Crisi agricola, migliaia in piazza a Bari
Una grande mobilitazione ha visto protagonisti migliaia di agricoltori. Hanno lasciato i loro campi e le loro stalle. L'obiettivo era manifestare a Bari. La protesta è nata per denunciare una crisi senza precedenti. Questa situazione minaccia la sopravvivenza delle imprese agricole. Anche quelle zootecniche sono in grave pericolo.
Il messaggio lanciato da Coldiretti Puglia è stato forte e chiaro. La richiesta principale è un piano di aiuti. Si parla di un "Piano Marshall" da 200 milioni di euro. Questo finanziamento servirebbe a salvare un settore considerato strategico. Il settore agricolo è fondamentale per l'economia. È importante anche per l'ambiente e la sicurezza alimentare del paese.
Le richieste degli agricoltori pugliesi
La situazione è diventata insostenibile negli ultimi mesi.

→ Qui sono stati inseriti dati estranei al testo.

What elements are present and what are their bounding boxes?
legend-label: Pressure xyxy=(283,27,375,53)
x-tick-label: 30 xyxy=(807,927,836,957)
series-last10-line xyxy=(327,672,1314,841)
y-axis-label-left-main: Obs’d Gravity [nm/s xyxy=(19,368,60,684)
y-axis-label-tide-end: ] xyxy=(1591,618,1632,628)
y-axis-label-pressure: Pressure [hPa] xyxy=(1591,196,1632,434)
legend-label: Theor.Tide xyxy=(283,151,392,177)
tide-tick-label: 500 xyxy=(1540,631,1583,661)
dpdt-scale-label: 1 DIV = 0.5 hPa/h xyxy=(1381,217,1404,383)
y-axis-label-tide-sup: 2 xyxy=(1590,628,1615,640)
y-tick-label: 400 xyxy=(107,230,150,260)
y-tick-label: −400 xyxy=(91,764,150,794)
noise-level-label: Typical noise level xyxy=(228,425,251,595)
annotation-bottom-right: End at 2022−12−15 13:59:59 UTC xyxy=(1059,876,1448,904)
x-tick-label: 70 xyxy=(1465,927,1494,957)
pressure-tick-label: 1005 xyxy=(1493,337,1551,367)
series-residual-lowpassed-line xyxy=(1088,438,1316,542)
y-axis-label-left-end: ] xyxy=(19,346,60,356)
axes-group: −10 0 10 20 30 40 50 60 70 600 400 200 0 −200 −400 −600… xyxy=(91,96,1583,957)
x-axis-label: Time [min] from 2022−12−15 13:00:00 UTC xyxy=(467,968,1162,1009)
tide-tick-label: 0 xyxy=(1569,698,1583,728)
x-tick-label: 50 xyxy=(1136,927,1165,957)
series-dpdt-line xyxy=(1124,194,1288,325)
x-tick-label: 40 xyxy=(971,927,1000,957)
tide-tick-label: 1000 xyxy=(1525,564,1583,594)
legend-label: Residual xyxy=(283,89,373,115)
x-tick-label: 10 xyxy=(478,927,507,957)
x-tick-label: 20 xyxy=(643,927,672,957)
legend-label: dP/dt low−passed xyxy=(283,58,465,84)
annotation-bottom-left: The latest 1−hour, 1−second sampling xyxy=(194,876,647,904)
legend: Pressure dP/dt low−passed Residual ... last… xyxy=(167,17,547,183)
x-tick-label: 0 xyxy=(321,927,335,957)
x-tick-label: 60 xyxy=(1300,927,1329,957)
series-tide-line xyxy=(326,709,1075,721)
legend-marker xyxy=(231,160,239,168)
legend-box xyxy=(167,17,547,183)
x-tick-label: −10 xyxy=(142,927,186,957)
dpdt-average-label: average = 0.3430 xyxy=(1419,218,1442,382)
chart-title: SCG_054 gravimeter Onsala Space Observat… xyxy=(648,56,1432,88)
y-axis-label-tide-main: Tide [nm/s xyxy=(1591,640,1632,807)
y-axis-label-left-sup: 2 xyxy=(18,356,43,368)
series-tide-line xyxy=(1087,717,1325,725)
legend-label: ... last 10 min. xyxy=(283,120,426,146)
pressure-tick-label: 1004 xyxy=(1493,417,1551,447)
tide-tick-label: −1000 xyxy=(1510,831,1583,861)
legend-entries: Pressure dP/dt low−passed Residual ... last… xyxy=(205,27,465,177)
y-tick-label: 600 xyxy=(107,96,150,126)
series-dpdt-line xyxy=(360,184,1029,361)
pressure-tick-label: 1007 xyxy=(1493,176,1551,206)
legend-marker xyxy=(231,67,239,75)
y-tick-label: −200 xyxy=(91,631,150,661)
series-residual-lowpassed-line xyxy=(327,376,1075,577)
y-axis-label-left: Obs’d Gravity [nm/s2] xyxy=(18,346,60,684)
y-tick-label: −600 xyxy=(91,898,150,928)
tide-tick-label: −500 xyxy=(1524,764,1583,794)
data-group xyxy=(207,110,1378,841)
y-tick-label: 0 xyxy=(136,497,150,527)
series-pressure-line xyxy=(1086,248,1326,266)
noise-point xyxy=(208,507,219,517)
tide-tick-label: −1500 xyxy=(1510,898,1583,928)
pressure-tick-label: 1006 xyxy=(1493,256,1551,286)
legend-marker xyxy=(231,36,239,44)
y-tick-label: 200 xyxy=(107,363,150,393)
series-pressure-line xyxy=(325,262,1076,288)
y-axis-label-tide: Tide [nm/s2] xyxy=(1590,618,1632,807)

Il costo del gasolio agricolo ha raggiunto livelli record. L'energia, i fertilizzanti e le materie prime continuano ad aumentare. A questi problemi si aggiungono eventi climatici estremi. Questi eventi hanno aggravato danni già significativi per le aziende agricole.
Le imprese agricole sono sotto forte pressione. I margini di guadagno si sono azzerati. Il rischio di chiusure e abbandono delle campagne è sempre più concreto. Coldiretti Puglia ha evidenziato la necessità di interventi immediati. Si chiede lo stato di calamità naturale. Servono sostegni concreti per le filiere strategiche. Sono necessari investimenti in infrastrutture idriche. La lotta alla burocrazia è un altro punto cruciale. Questa burocrazia blocca le imprese. Misure efficaci contro emergenze come la Xylella sono indispensabili.
Un futuro a rischio per il settore
La questione non riguarda solo gli agricoltori. Si parla di cibo, di territorio e di lavoro. È in gioco il futuro del settore primario. Senza un cambio di rotta significativo, il danno sarà irreversibile. A pagarne le conseguenze, secondo Coldiretti Puglia, saremo tutti. La manifestazione a Bari ha voluto sottolineare l'urgenza della situazione. Le istituzioni sono chiamate a rispondere concretamente alle richieste. Il settore agricolo è un pilastro per l'Italia.
La protesta evidenzia la fragilità del sistema agricolo. Le sfide sono molteplici: dai costi di produzione ai cambiamenti climatici. La burocrazia eccessiva e le emergenze fitosanitarie complicano ulteriormente il quadro. La richiesta di un piano di aiuti straordinario riflette la gravità della crisi. La sicurezza alimentare e la sostenibilità ambientale dipendono anche dalla salute del settore agricolo.